Roesy , from Birr, County Offaly, is an Irish singer-songwriter.

== Career ==
His debut album "Sketch the Day, Paint the Night" (2001) was followed by "The Spirit Store" in 2003 and "Only Love is Real" in 2004. These albums were released on his Birr-based label Blue Cloak Records.

Through his career he has shared the stage with Bert Jansch, Ron Sexsmith, Paul Brady, Billy Bragg, John Martyn, Davy Spillane, Donovan, Shane MacGowan, fellow Offaly musicians Mundy and Dan Foley, plus celebrated Irish author Paul Durcan.
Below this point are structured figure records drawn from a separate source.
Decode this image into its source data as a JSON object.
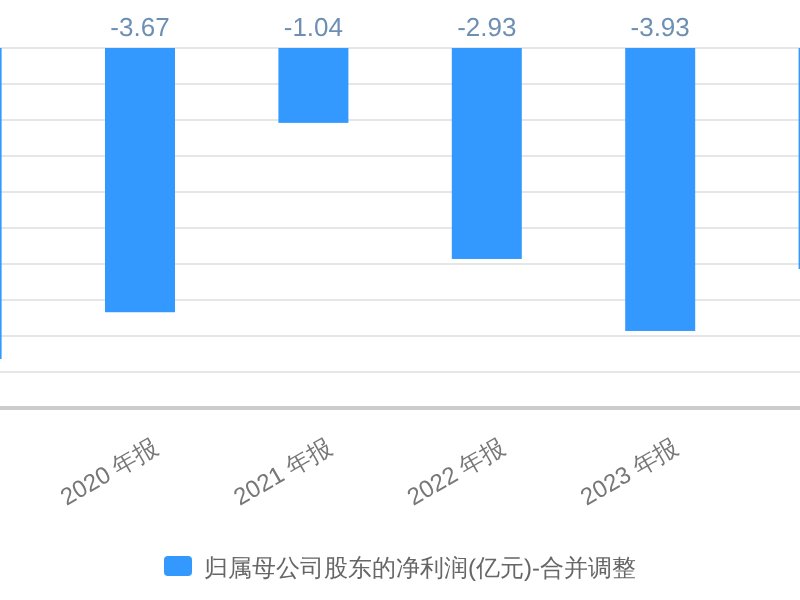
{
  "chart_data": {
    "type": "bar",
    "categories": [
      null,
      "2020 年报",
      "2021 年报",
      "2022 年报",
      "2023 年报",
      null
    ],
    "series": [
      {
        "name": "归属母公司股东的净利润(亿元)-合并调整",
        "color": "#3399ff",
        "values": [
          -4.32,
          -3.67,
          -1.04,
          -2.93,
          -3.93,
          -3.07
        ],
        "value_labels": [
          null,
          "-3.67",
          "-1.04",
          "-2.93",
          "-3.93",
          null
        ]
      }
    ],
    "ylim": [
      -5,
      0
    ],
    "yticks": [
      {
        "value": 0,
        "label": null
      },
      {
        "value": -0.5,
        "label": null
      },
      {
        "value": -1,
        "label": null
      },
      {
        "value": -1.5,
        "label": null
      },
      {
        "value": -2,
        "label": null
      },
      {
        "value": -2.5,
        "label": null
      },
      {
        "value": -3,
        "label": null
      },
      {
        "value": -3.5,
        "label": null
      },
      {
        "value": -4,
        "label": null
      },
      {
        "value": -4.5,
        "label": null
      },
      {
        "value": -5,
        "label": null
      }
    ],
    "grid": "y",
    "tick_labels": "x",
    "legend": "bottom"
  }
}
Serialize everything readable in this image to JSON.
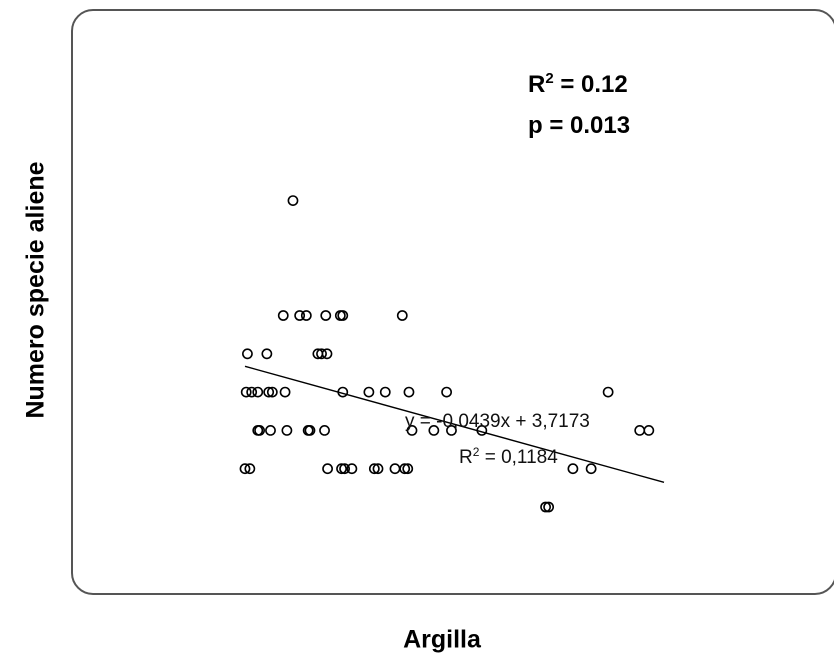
{
  "chart_data": {
    "type": "scatter",
    "xlabel": "Argilla",
    "ylabel": "Numero specie aliene",
    "annotations": {
      "r2_label": "R",
      "r2_exp": "2",
      "r2_value": " = 0.12",
      "p_text": "p = 0.013",
      "equation": "y = -0,0439x + 3,7173",
      "trend_r2_label": "R",
      "trend_r2_exp": "2",
      "trend_r2_value": " = 0,1184"
    },
    "trendline": {
      "slope": -0.0439,
      "intercept": 3.7173
    },
    "x_range": [
      1,
      70
    ],
    "y_range": [
      0,
      10
    ],
    "marker_color": "#000000",
    "line_color": "#000000",
    "points": [
      {
        "x": 8.9,
        "y": 8
      },
      {
        "x": 7.3,
        "y": 5
      },
      {
        "x": 10.0,
        "y": 5
      },
      {
        "x": 11.1,
        "y": 5
      },
      {
        "x": 14.3,
        "y": 5
      },
      {
        "x": 16.7,
        "y": 5
      },
      {
        "x": 17.1,
        "y": 5
      },
      {
        "x": 26.9,
        "y": 5
      },
      {
        "x": 1.4,
        "y": 4
      },
      {
        "x": 4.6,
        "y": 4
      },
      {
        "x": 13.0,
        "y": 4
      },
      {
        "x": 13.6,
        "y": 4
      },
      {
        "x": 14.5,
        "y": 4
      },
      {
        "x": 3.1,
        "y": 3
      },
      {
        "x": 1.2,
        "y": 3
      },
      {
        "x": 2.1,
        "y": 3
      },
      {
        "x": 4.9,
        "y": 3
      },
      {
        "x": 5.5,
        "y": 3
      },
      {
        "x": 7.6,
        "y": 3
      },
      {
        "x": 17.1,
        "y": 3
      },
      {
        "x": 21.4,
        "y": 3
      },
      {
        "x": 24.1,
        "y": 3
      },
      {
        "x": 28.0,
        "y": 3
      },
      {
        "x": 34.2,
        "y": 3
      },
      {
        "x": 60.8,
        "y": 3
      },
      {
        "x": 3.1,
        "y": 2
      },
      {
        "x": 3.4,
        "y": 2
      },
      {
        "x": 5.2,
        "y": 2
      },
      {
        "x": 7.9,
        "y": 2
      },
      {
        "x": 11.4,
        "y": 2
      },
      {
        "x": 11.7,
        "y": 2
      },
      {
        "x": 14.1,
        "y": 2
      },
      {
        "x": 28.5,
        "y": 2
      },
      {
        "x": 32.1,
        "y": 2
      },
      {
        "x": 35.0,
        "y": 2
      },
      {
        "x": 40.0,
        "y": 2
      },
      {
        "x": 66.0,
        "y": 2
      },
      {
        "x": 67.5,
        "y": 2
      },
      {
        "x": 1.0,
        "y": 1
      },
      {
        "x": 1.8,
        "y": 1
      },
      {
        "x": 14.6,
        "y": 1
      },
      {
        "x": 16.9,
        "y": 1
      },
      {
        "x": 17.4,
        "y": 1
      },
      {
        "x": 18.6,
        "y": 1
      },
      {
        "x": 22.3,
        "y": 1
      },
      {
        "x": 22.9,
        "y": 1
      },
      {
        "x": 25.7,
        "y": 1
      },
      {
        "x": 27.3,
        "y": 1
      },
      {
        "x": 27.8,
        "y": 1
      },
      {
        "x": 55.0,
        "y": 1
      },
      {
        "x": 58.0,
        "y": 1
      },
      {
        "x": 50.5,
        "y": 0
      },
      {
        "x": 51.0,
        "y": 0
      }
    ]
  }
}
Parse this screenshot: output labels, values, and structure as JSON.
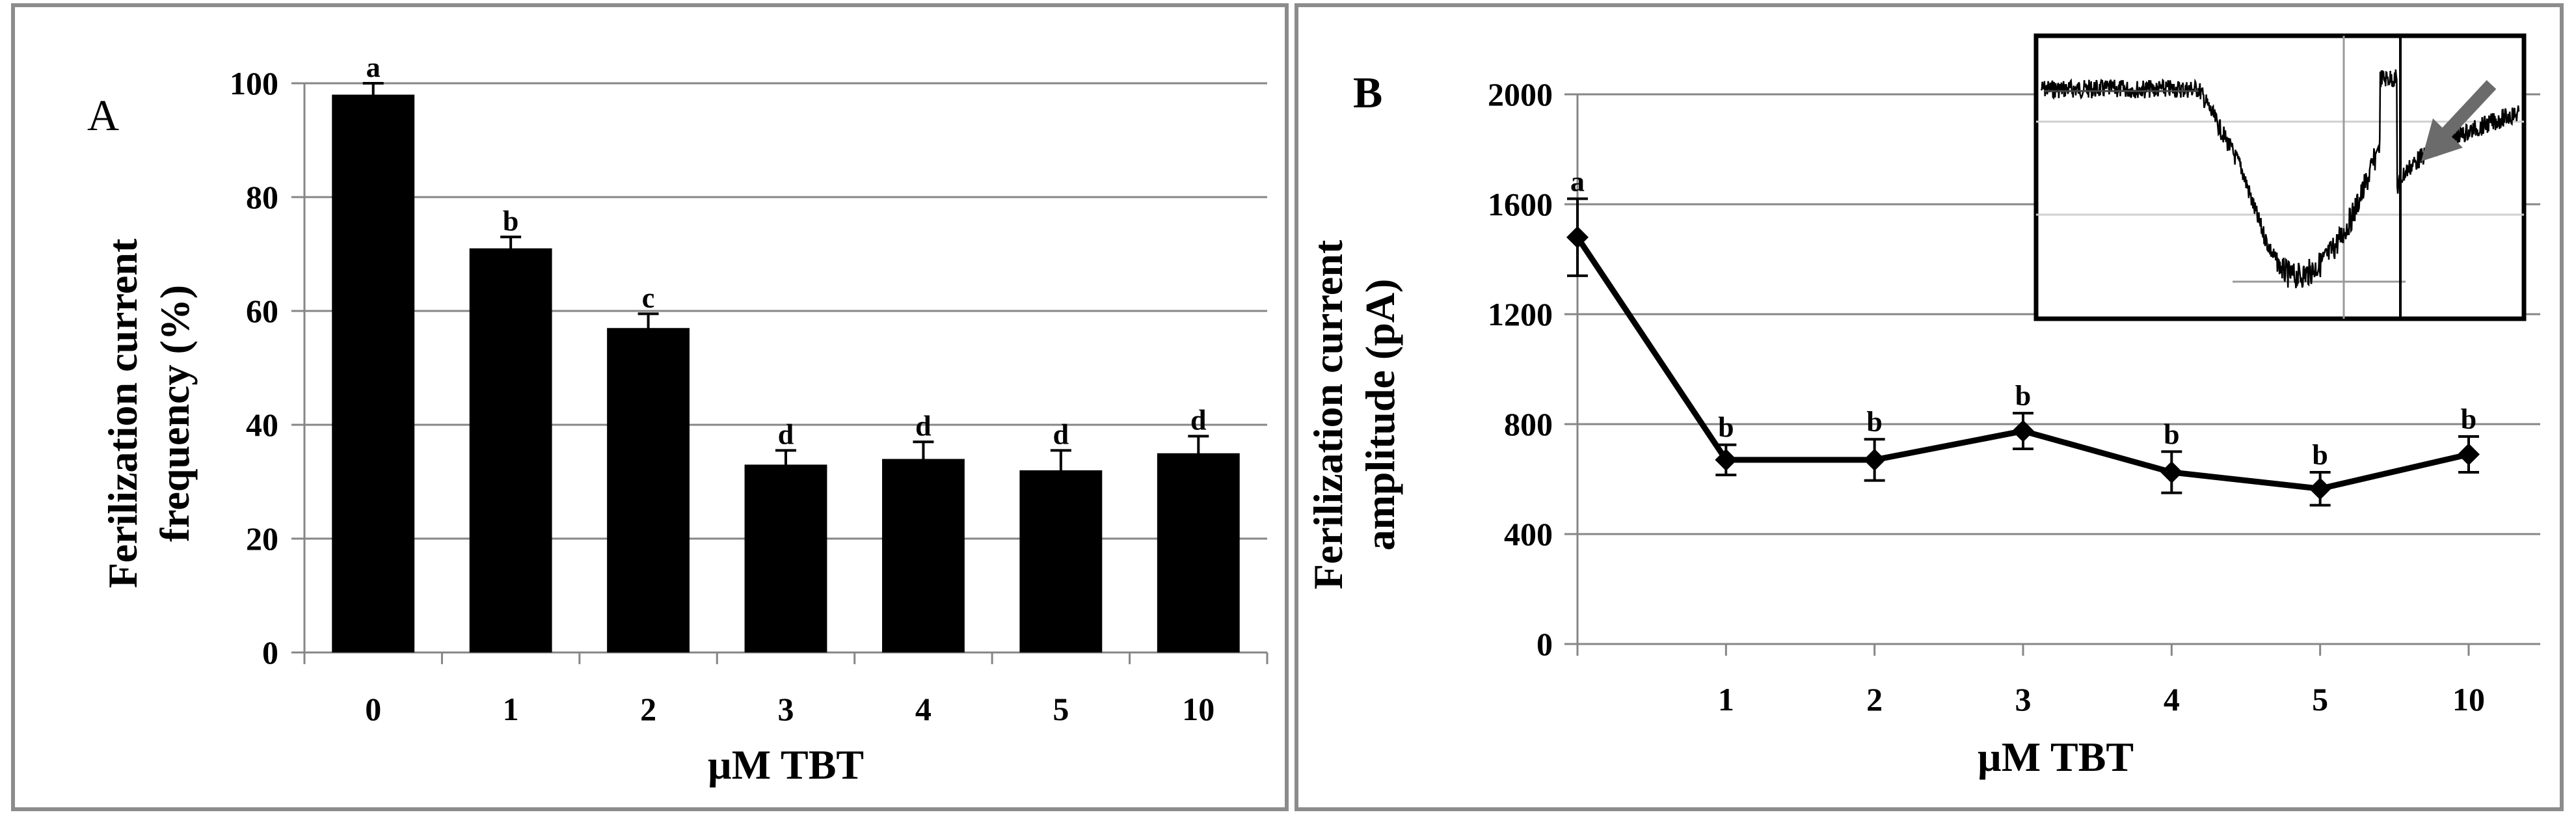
{
  "chart_data": [
    {
      "type": "bar",
      "panel_label": "A",
      "categories": [
        "0",
        "1",
        "2",
        "3",
        "4",
        "5",
        "10"
      ],
      "values": [
        98,
        71,
        57,
        33,
        34,
        32,
        35
      ],
      "errors": [
        2,
        2,
        2.5,
        2.5,
        3,
        3.5,
        3
      ],
      "significance": [
        "a",
        "b",
        "c",
        "d",
        "d",
        "d",
        "d"
      ],
      "xlabel": "µM TBT",
      "ylabel": "Ferilization current frequency (%)",
      "ylabel_lines": [
        "Ferilization current",
        "frequency (%)"
      ],
      "ylim": [
        0,
        100
      ],
      "yticks": [
        0,
        20,
        40,
        60,
        80,
        100
      ],
      "grid": true,
      "bar_color": "#000000"
    },
    {
      "type": "line",
      "panel_label": "B",
      "x": [
        "",
        "1",
        "2",
        "3",
        "4",
        "5",
        "10"
      ],
      "values": [
        1480,
        670,
        670,
        775,
        625,
        565,
        690
      ],
      "errors": [
        140,
        55,
        75,
        65,
        75,
        60,
        65
      ],
      "significance": [
        "a",
        "b",
        "b",
        "b",
        "b",
        "b",
        "b"
      ],
      "xlabel": "µM TBT",
      "ylabel": "Ferilization current amplitude (pA)",
      "ylabel_lines": [
        "Ferilization current",
        "amplitude (pA)"
      ],
      "ylim": [
        0,
        2000
      ],
      "yticks": [
        0,
        400,
        800,
        1200,
        1600,
        2000
      ],
      "grid": true,
      "marker": "diamond",
      "line_color": "#000000",
      "inset": "electrophysiology current trace with arrow"
    }
  ]
}
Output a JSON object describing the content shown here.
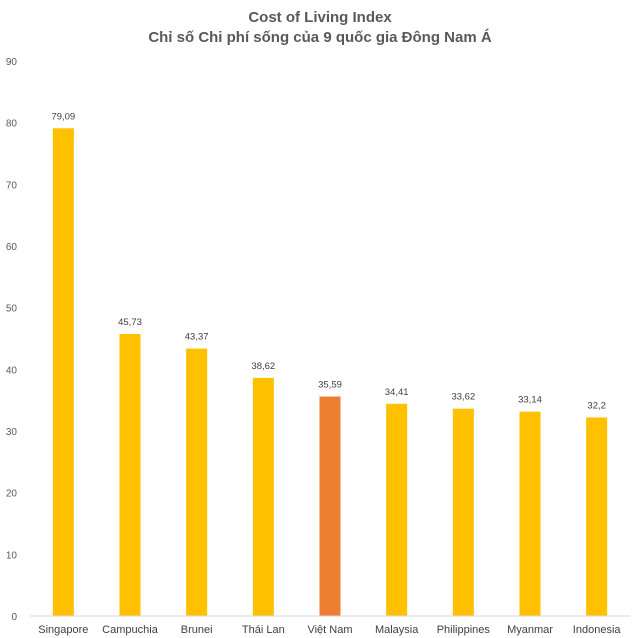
{
  "chart_data": {
    "type": "bar",
    "title": "Cost of Living Index",
    "subtitle": "Chỉ số Chi phí sống của 9 quốc gia Đông Nam Á",
    "categories": [
      "Singapore",
      "Campuchia",
      "Brunei",
      "Thái Lan",
      "Việt Nam",
      "Malaysia",
      "Philippines",
      "Myanmar",
      "Indonesia"
    ],
    "values": [
      79.09,
      45.73,
      43.37,
      38.62,
      35.59,
      34.41,
      33.62,
      33.14,
      32.2
    ],
    "data_labels": [
      "79,09",
      "45,73",
      "43,37",
      "38,62",
      "35,59",
      "34,41",
      "33,62",
      "33,14",
      "32,2"
    ],
    "yticks": [
      "0",
      "10",
      "20",
      "30",
      "40",
      "50",
      "60",
      "70",
      "80",
      "90"
    ],
    "ylim": [
      0,
      90
    ],
    "xlabel": "",
    "ylabel": "",
    "grid": false,
    "legend": "none",
    "colors": {
      "default": "#FFC000",
      "highlight": "#ED7D31"
    },
    "highlight_category": "Việt Nam"
  }
}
roesy© appeared in the first Other Voices TV series on RTÉ. He was nominated for Best New Irish Act in the 2004 Meteor Music Awards and voted no.8 in the Trad/Folk section of the Annual Hot Press Awards 2005. His song "Potosi Mine" was included in the "Diamond Mountain Session Presents" compilation CD, also featuring Sinéad O'Connor, Steve Earle, Natalie Merchant and Sharon Shannon.

On the 2003 charity album Even Better than the Real Thing Vol. 1, roesy© performed a cover version of the song Breathe by Blu Cantrell. On 2004's Even Better than the Real Thing Vol. 2, he performed a cover version of Beyoncé Knowles's Naughty Girl.